Em Portugal há um árbitro para cada 50 jogadores. Há uma crise de recrutamento de árbitros?
Há o hábito de dizer que temos um problema de recrutamento: nós não temos um problema de recrutamento, nós temos é um problema de retenção. Conseguimos ter muitos jovens a quererem tirar os cursos de árbitro, temos todos os anos cerca de mil jovens, mil e duzentos jovens que querem tirar o curso de árbitro, o que era muito bom se nós tivéssemos uma taxa de retenção muito alta. É difícil, está a ser muito difícil nós conseguirmos reter estes jovens, que até têm o bichinho de arbitragem, que querem saber mais de arbitragem, que querem experimentar.
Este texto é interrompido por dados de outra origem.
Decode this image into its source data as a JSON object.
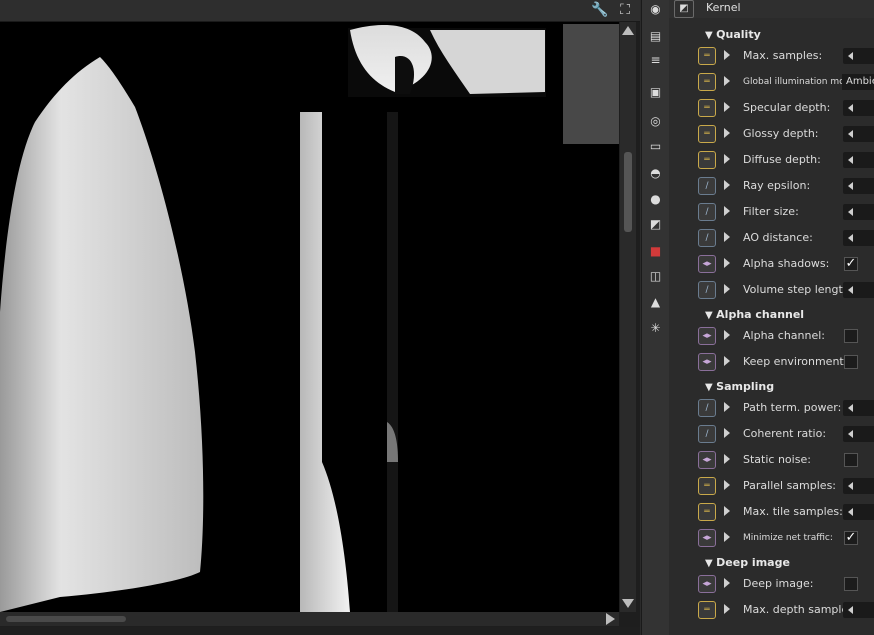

E esse é o problema.
Que problemas surgem a montante desta dificuldade na retenção?
Esse problema faz com que os poucos que ficam acabam por ser muito sobrecarregados com jogos, o que vai fazer com que, mais ano, menos ano, eles acabem por se saturar. Essa proporção que estava a dizer, um árbitro para 50 jogadores, preocupa-nos porque obriga a que os árbitros tenham cinco, seis, sete jogos por fim de semana. E é impossível que jovens com cinco, seis, sete jogos por fim de semana consigam estar motivados, consigam fazer isto durante uma época, duas épocas, três épocas. E depois também naturalmente não ajuda nada nos desempenhos que eles acabam por ter em campo, porque sentem cansaço. Isto é o mesmo que dizermos que os jogadores também podem fazer durante um fim de semana cinco, seis jogos. Nós na arbitragem estamos com esse problema. Nós no recrutamento estamos a fazer várias iniciativas, a federação fez grandes iniciativas para se tentar recrutar, nós também estamos a fazer a nossa parte com outras iniciativas, mas o nosso problema está a montante, está no tema da retenção. Continuamos a fazer um bom recrutamento e não estamos a conseguir reter.
Têm noção quando é que um árbitro normalmente decide deixar a atividade?
Nós tínhamos até há muito pouco tempo uma tipologia, ou seja, nós conseguimos perceber que, como os árbitros, há 10, 15 anos vinham muito mais tarde para a arbitragem, aguentavam-se muito mais anos. Decidiam abandonar quando tentavam subir para os quadros da federação e não o conseguiam. Faziam o processo nas associações de futebol distritais e depois quando era para tentar serem candidatos à Federação Portuguesa de Futebol isso não acontecia e eles acabavam por abandonar. Nos últimos anos tem vindo a mudar muito o paradigma. Nós cada vez temos mais jovens a tirar o curso de árbitros, mas depois isso também faz com que tenham muito mais limitações. Chegam aos 18, 19 anos, quando vão para a universidade e passam a estar muito mais limitados no tempo e como também são muito mais requisitados nas associações de futebol, acabam por se cansar e ir embora. Também os vários problemas que vão existindo, de falta de acompanhamento, ou a inexistência de outras condições mais adequadas, o problema da fiscalidade, o problema da falta de segurança, ou seja, estes pequenos pormenores, que não são pormenores, são problemas muito estruturais, mas que acabam por ser ainda mais um ponto que os vai fazendo abandonar. Em suma, hoje em dia abandonam muito mais cedo, porque também começam, efetivamente, muito mais cedo.